Boss returned taxes!

Today my boss handed me an envelope with money in it. The money was for the last 2 months of taxes she deducted. I’ve only been working there for 2 months so, I got ALL my taxes back. I was paying 6% as I have been here over a year.

My boss said that her accountant said (yeah its one of those stories) I will get a statement at the end of the year with the amount of earnings I made with this school. Now, this school is providing me my ARC.

I find it weird to not be paying taxes! She said she will not take it out of my pay anymore. I know that Taiwan is very much GO-with-the-flow kinda place.

Is anyone else in there in this same situation?

Should I just leave this alone?

Don’t look a given horse in the mouth.

They give you money and are not firing you - they must like you. Enjoy it and celebrate by buying another beer.

Just rememebr to hold some back for your income tax.

So, is it going to be the same as me then?

I pay my taxes, not deducted from my salary, but once a year. Once a year I get a statement/bill with how much I owe and I pay it.
Could it be, “We are not taking it out of your salary anymore”, but you still need to pay?

That’s what she said! She said I would have to pay the taxes later. How do I figure out how much that will be? What are the tax brackets here? What percent of my earings should I expect to pay? 6% right?
And yes, I will buy a beer.

Look no further than for the answer.

but what are you going to declare!?! :smiling_imp:

I should be in the 13% range. How do I avoid this? What’s your secret? If my boss says I make a certain amount and files with the tax office aren’t they going to come after me for the taxes?

I told my boss that she should take 6% when I started, I think the reason she stopped taking the money is because I am actually making more money and that brings me into the higher bracket (13%)!

Did you take tax deductions into account?

As has been discussed elsewhere on the forums the secret to minimizing your tax bill is in the deductions.

Your aged and doting parents make fine deductions - just route some money home a few times a year through their accounts. The older they are the better - you’ll need their birth certificates proving this at tax time.

Also any siblings still in college? It hard when you’re paying their way as well on a poor teachers salary…

If you structure it well - lots of extra brews !

As I understand it these are marginal tax rates. i.e. you don’t pay 13% on your entire income. The first $74k is tax free. From $74k to $370k you pay 6%. Above $370k you pay 13%. So if you earn $600k you only pay 13% tax on $230k ($600k - $370k). You do the maths, but it works out to less than 10%.

And as Boss Hogg so wisely mentioned “What are you going to declare?”

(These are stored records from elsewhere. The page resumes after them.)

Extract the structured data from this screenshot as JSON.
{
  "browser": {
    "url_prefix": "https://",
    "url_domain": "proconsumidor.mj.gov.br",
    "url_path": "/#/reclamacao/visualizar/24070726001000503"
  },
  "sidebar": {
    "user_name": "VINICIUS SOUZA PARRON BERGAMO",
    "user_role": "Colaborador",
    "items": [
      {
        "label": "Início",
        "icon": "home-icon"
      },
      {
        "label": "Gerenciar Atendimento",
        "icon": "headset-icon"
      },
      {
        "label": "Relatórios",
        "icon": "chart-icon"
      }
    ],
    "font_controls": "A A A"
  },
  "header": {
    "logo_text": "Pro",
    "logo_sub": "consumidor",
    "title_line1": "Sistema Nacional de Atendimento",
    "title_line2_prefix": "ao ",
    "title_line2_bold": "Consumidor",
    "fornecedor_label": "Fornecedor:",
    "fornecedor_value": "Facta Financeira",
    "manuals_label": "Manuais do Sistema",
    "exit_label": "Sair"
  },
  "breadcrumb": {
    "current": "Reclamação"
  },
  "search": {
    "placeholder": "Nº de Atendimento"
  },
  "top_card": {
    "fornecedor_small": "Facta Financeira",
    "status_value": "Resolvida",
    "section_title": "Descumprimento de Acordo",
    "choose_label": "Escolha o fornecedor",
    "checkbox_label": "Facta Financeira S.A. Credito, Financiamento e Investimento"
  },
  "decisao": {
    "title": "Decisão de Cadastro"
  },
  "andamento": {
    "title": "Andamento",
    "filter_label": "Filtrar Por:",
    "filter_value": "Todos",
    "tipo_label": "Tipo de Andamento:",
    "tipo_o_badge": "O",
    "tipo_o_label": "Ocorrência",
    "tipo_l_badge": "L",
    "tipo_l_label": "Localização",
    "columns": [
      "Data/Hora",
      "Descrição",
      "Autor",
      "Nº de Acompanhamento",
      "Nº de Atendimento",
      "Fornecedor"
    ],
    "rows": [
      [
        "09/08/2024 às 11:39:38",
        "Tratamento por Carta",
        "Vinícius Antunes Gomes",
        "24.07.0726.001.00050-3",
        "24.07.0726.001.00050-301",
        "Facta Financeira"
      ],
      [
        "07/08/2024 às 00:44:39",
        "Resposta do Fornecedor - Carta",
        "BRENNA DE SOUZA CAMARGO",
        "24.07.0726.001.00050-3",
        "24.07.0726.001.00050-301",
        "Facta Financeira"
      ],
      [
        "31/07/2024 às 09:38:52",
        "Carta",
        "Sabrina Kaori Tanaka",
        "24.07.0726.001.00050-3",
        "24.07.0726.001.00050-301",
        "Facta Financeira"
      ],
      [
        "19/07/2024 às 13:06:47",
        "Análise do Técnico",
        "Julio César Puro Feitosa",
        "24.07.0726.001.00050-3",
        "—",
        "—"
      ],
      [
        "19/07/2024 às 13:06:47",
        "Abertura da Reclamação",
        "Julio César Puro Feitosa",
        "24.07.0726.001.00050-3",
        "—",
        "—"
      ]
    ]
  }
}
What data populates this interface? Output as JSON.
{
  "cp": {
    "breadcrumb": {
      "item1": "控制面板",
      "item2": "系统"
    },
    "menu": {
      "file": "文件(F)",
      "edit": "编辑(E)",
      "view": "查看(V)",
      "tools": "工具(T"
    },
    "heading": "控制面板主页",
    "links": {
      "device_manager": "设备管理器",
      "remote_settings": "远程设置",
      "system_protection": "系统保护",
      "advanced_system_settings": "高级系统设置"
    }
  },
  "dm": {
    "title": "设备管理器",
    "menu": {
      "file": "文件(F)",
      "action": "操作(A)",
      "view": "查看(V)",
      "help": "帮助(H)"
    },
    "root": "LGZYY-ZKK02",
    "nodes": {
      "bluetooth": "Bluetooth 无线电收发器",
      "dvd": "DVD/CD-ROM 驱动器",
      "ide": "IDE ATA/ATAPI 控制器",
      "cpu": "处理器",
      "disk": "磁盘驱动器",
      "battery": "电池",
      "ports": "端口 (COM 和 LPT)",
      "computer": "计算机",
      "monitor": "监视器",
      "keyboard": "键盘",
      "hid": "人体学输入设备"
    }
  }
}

I don’t understand that. The employer sends a copy of your tax withholdings statement to the tax bureau, so you have to declare that amount. Now, you’re also supposed to declare outside income (eg, from privates), but that’s a bit harder to trace if they don’t file official tax statements.

Brother made a good point about deductions. I didn’t realized it in time to take advantage of it, but money you send home to help out your folks (I think they have to be above a certain age) is tax deductible.

Ok, I should be more clear here! In Taiwan almost every English school, I assume you teach English, lies about how much it is paying it’s teachers. So, I guess what I should say is “How much is your boss saying that you make?” There are many reasons why bosses lie about money and it wouldn’t surprise me if this were the case. However, there is a minimum salary of about $34 000 a month that the tax department is more likely to believe/accept, at least in smaller areas.
Myself, I don’t need to lie about taxes as I have many deductions.

Ok, let’s talk deductions. I have been sending money home to myself. My brother is in University. Can I tie the 2 together? What documents would I need to prove that I was paying for his tuition?

When you send money back you need to give a reason on the transfer form. Write “for parents” - bingo bango you are supporting your aging parents.

Just make sure your parents don’t take that money and then say, “see, it says the money is for us!”

Just kidding… you should practice some filial piety though, and not just use your parents as deductions. :wink:

American income tax-exemptions potentially will be soon ending if you work abroad. One big pocket book reason to become a ROC citizen or just “Yankee Come Home”: … /09/205300

So if taxes are automatically deducted from my salary that means I will probably never get any of it back right? Has anyone ever gotten money back from the government?

I got a big lump last year, and expect the same this year. It alldepends on your deductions etc, and I have many deductions.

So foreigners can get money back, no problem.